Re:I think they are missing something (Score:1, Informative)
It depends on the species of malaria you get. There are two popular flavors of malaria, Plasmodium falciparum (which can kill you outright) and Plasmodium vivax (which generally doesn't kill you though in India there are some cases of fatal infections).
You probably had P. vivax which has been known to stay dormant in the liver for years after the initial exposure.
The vaccines are for P. falciparum because this bug can kill you within 48 hours of the onset of symptoms. That generally only happens maybe 1 out of 100 times though.
Also P. flaciparum is the only malaria parasite that can be grown in the lab. This makes it easier to manipulate for manufacturing a vaccine.

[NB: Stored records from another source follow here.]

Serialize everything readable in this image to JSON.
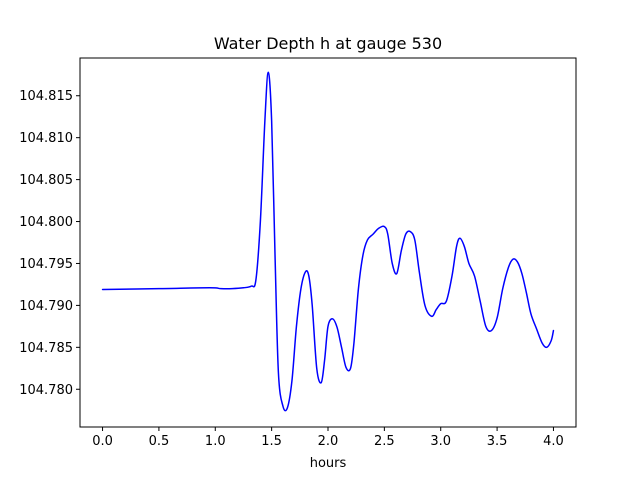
{
  "chart_data": {
    "type": "line",
    "title": "Water Depth h at gauge 530",
    "xlabel": "hours",
    "ylabel": "",
    "xlim": [
      -0.2,
      4.2
    ],
    "ylim": [
      104.7755,
      104.8195
    ],
    "xticks": [
      0.0,
      0.5,
      1.0,
      1.5,
      2.0,
      2.5,
      3.0,
      3.5,
      4.0
    ],
    "xtick_labels": [
      "0.0",
      "0.5",
      "1.0",
      "1.5",
      "2.0",
      "2.5",
      "3.0",
      "3.5",
      "4.0"
    ],
    "yticks": [
      104.78,
      104.785,
      104.79,
      104.795,
      104.8,
      104.805,
      104.81,
      104.815
    ],
    "ytick_labels": [
      "104.780",
      "104.785",
      "104.790",
      "104.795",
      "104.800",
      "104.805",
      "104.810",
      "104.815"
    ],
    "grid": false,
    "series": [
      {
        "color": "#0000ff",
        "x": [
          0.0,
          0.5,
          0.95,
          1.05,
          1.15,
          1.25,
          1.32,
          1.36,
          1.4,
          1.44,
          1.47,
          1.5,
          1.53,
          1.56,
          1.6,
          1.64,
          1.68,
          1.72,
          1.76,
          1.8,
          1.83,
          1.86,
          1.9,
          1.94,
          1.97,
          2.0,
          2.04,
          2.08,
          2.12,
          2.16,
          2.2,
          2.23,
          2.27,
          2.31,
          2.35,
          2.4,
          2.45,
          2.5,
          2.53,
          2.57,
          2.61,
          2.65,
          2.69,
          2.73,
          2.77,
          2.81,
          2.86,
          2.92,
          2.96,
          3.0,
          3.05,
          3.1,
          3.14,
          3.17,
          3.21,
          3.25,
          3.3,
          3.35,
          3.4,
          3.45,
          3.5,
          3.55,
          3.6,
          3.64,
          3.68,
          3.72,
          3.76,
          3.8,
          3.85,
          3.9,
          3.94,
          3.98,
          4.0
        ],
        "y": [
          104.7919,
          104.792,
          104.7921,
          104.792,
          104.792,
          104.7921,
          104.7923,
          104.793,
          104.8,
          104.812,
          104.8178,
          104.812,
          104.796,
          104.782,
          104.778,
          104.7778,
          104.781,
          104.7875,
          104.792,
          104.794,
          104.7935,
          104.79,
          104.7825,
          104.7808,
          104.7835,
          104.7875,
          104.7884,
          104.7874,
          104.785,
          104.7826,
          104.7825,
          104.7855,
          104.792,
          104.796,
          104.7978,
          104.7985,
          104.7992,
          104.7994,
          104.7985,
          104.795,
          104.7938,
          104.7965,
          104.7985,
          104.7988,
          104.7978,
          104.794,
          104.79,
          104.7887,
          104.7895,
          104.7902,
          104.7905,
          104.7935,
          104.797,
          104.798,
          104.797,
          104.795,
          104.7935,
          104.7905,
          104.7875,
          104.787,
          104.7885,
          104.792,
          104.7945,
          104.7955,
          104.7952,
          104.7938,
          104.7915,
          104.789,
          104.7872,
          104.7855,
          104.785,
          104.7858,
          104.787
        ]
      }
    ]
  }
}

Re:Okay, I read TFA, what I want to know is (Score:3, Informative)
Had a resistant form of Malaria once. It sucked balls because treatment would only work for a few days and then the symptoms would come back... harder. Took some stronger medicine and was fine.
Malaria is not a big deal for healthy adults who can sense the symptoms. It is a HUGE deal for children who can not always understand the way they feel, or the elderly who have weak immune systems.
Two better articles: Nature and ScienceDaily (Score:5, Informative)
These are better articles:
Mosquitoes against malaria? [nature.com]. Quote: 'In what AP [google.com] describe as a "daring experiment" with "astounding" results, researchers found that ten people subjected to mosquito bites three times over three months whilst taking the drug chloroquine gained apparent immunity against malarial mosquito bites a month later.'
Effective Vaccine For Malaria Possible, Study Shows [sciencedaily.com]. Quote: "This unique method of immunization allowed the human immune system to direct its response to eliminating the P. falciparum parasite at the earlier, liver stage of its life cycle. (Chloroquine kills the parasite at the later blood stage.)"
Re:Biology imitates computer science? (Score:4, Informative)
You take the anti-malaria drugs for a few months while getting bitten by mosquitos with real malaria. After a few months, you stop taking the drugs, because your body has used that time to develop an immunity to the parasites. From that point on, you are immune to malaria for the rest of your life, with no further drug costs.